- Native name: Ilog ng Morong (Tagalog)

Location
- Country: Philippines
- Region: Calabarzon
- Province: Rizal
- City/municipality: Antipolo; Teresa; Morong;

Physical characteristics
- Source: Antipolo, Rizal
- Mouth: Laguna de Bay
- • location: Northern tip of the middle lobe of Laguna de Bay
- • coordinates: 14°30′12″N 121°15′14″E﻿ / ﻿14.50336°N 121.25396°E
- • elevation: < 2 m (6.6 ft) above sea level
- Length: 10 km (6.2 mi)
- Basin size: 70.21 km^{2} (27.11 sq mi)

Basin features
- Progression: Morong River–Laguna de Bay

= Morong River =

The Morong River (Ilog ng Morong), also known as the Morong–Teresa River, is a river system in Rizal, Philippines. It is one of 21 major tributaries of Laguna de Bay. It covers 14 barangays and stretches 10 km from Antipolo down to Teresa, Morong and finally to Laguna de Bay.

The Morong River sub-basin has a drainage area of 70.21 km2.

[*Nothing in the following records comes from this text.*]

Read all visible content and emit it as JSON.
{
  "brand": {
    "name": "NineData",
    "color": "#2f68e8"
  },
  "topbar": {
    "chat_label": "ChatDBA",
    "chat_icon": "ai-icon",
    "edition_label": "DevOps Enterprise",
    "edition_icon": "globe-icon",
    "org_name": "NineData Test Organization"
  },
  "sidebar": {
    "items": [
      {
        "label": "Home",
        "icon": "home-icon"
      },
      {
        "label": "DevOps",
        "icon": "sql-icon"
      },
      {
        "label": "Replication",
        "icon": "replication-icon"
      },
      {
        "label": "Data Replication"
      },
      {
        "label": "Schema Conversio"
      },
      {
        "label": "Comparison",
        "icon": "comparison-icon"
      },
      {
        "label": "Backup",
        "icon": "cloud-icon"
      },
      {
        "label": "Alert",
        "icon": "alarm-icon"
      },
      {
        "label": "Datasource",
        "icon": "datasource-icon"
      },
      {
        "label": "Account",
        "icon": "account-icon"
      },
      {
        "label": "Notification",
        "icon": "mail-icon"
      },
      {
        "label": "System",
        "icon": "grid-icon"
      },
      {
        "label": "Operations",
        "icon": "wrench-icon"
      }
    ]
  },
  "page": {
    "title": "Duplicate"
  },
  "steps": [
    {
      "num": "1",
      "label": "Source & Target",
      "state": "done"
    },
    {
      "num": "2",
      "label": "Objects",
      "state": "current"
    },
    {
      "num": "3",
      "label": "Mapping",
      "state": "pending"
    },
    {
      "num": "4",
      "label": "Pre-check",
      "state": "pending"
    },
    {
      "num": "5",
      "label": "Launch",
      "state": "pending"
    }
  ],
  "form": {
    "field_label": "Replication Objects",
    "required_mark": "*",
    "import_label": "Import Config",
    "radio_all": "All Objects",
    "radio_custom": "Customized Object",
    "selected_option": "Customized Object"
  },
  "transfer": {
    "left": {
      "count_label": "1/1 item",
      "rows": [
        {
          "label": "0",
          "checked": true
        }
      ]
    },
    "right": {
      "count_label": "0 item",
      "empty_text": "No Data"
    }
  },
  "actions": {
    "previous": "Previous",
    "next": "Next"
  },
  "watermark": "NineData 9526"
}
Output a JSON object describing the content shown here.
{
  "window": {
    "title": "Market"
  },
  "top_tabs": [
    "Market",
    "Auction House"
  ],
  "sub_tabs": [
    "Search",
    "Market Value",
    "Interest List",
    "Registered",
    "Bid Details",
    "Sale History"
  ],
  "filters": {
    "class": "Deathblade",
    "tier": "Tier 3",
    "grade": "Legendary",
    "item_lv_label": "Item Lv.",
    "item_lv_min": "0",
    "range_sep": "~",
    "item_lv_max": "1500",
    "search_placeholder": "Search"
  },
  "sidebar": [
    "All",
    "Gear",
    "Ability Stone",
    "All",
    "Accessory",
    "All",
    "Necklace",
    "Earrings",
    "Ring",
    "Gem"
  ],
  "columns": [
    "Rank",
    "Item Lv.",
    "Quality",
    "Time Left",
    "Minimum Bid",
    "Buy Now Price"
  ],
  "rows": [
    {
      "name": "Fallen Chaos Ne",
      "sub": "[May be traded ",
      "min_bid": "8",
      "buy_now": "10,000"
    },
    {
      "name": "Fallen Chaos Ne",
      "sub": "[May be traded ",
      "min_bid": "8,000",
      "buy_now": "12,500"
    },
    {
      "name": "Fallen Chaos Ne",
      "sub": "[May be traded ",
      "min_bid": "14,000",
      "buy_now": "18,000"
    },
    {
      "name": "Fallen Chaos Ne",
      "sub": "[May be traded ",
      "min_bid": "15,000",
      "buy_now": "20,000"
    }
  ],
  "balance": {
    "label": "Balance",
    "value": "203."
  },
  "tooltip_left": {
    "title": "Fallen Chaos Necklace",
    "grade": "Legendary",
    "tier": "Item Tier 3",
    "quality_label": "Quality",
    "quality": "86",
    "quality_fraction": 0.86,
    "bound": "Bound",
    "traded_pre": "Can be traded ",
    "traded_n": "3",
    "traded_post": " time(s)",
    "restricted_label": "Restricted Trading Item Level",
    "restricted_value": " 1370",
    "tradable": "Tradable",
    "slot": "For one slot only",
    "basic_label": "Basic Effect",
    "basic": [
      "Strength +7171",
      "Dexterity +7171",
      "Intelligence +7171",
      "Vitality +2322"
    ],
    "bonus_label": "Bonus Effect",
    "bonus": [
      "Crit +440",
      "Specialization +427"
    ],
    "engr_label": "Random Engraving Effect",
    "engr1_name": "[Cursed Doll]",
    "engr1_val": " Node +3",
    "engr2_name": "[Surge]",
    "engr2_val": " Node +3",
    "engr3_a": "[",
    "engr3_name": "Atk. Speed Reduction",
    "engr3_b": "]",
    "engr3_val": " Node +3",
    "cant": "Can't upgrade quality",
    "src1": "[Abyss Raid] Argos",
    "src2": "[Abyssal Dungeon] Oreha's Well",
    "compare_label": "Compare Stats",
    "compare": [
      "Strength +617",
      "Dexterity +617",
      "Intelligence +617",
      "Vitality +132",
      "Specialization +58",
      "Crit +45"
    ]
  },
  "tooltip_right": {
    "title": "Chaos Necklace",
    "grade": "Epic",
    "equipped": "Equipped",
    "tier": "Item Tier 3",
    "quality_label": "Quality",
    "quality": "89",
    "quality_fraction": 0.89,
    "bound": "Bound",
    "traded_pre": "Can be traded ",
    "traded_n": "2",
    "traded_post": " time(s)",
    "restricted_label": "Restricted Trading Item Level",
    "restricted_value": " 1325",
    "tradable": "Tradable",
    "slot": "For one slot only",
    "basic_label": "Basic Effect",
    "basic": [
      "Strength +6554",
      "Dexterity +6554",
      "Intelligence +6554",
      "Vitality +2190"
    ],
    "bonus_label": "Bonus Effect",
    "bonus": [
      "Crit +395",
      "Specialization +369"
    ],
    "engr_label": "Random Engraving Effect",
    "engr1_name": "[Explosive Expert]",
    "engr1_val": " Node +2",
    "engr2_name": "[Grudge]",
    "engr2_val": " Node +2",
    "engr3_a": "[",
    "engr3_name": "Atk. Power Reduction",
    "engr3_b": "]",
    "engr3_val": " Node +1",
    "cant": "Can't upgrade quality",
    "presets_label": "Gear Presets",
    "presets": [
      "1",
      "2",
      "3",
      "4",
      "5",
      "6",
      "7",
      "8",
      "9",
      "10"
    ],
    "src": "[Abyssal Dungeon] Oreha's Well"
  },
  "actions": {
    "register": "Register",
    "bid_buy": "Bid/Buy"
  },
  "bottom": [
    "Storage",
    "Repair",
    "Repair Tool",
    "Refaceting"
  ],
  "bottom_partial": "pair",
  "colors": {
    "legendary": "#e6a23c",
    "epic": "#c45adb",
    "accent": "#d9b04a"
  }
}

On 1991, a study noted that eutrophication in Laguna de Bay could be attributed to nutrients brought to the lake as a result of the tremendous deterioration of the Morong River and the San Pedro River. In the case of the Morong River, this increase was said to be a result of draining effluents from hog farms.

A 1994 cleanup drive initiated by the Laguna Lake Development Authority in cooperation with the local communities and local government units of Antipolo, Morong, and Teresa removed some seven truckloads of garbage and cleared a 3 km portion of the river from water lilies blocking the waterway.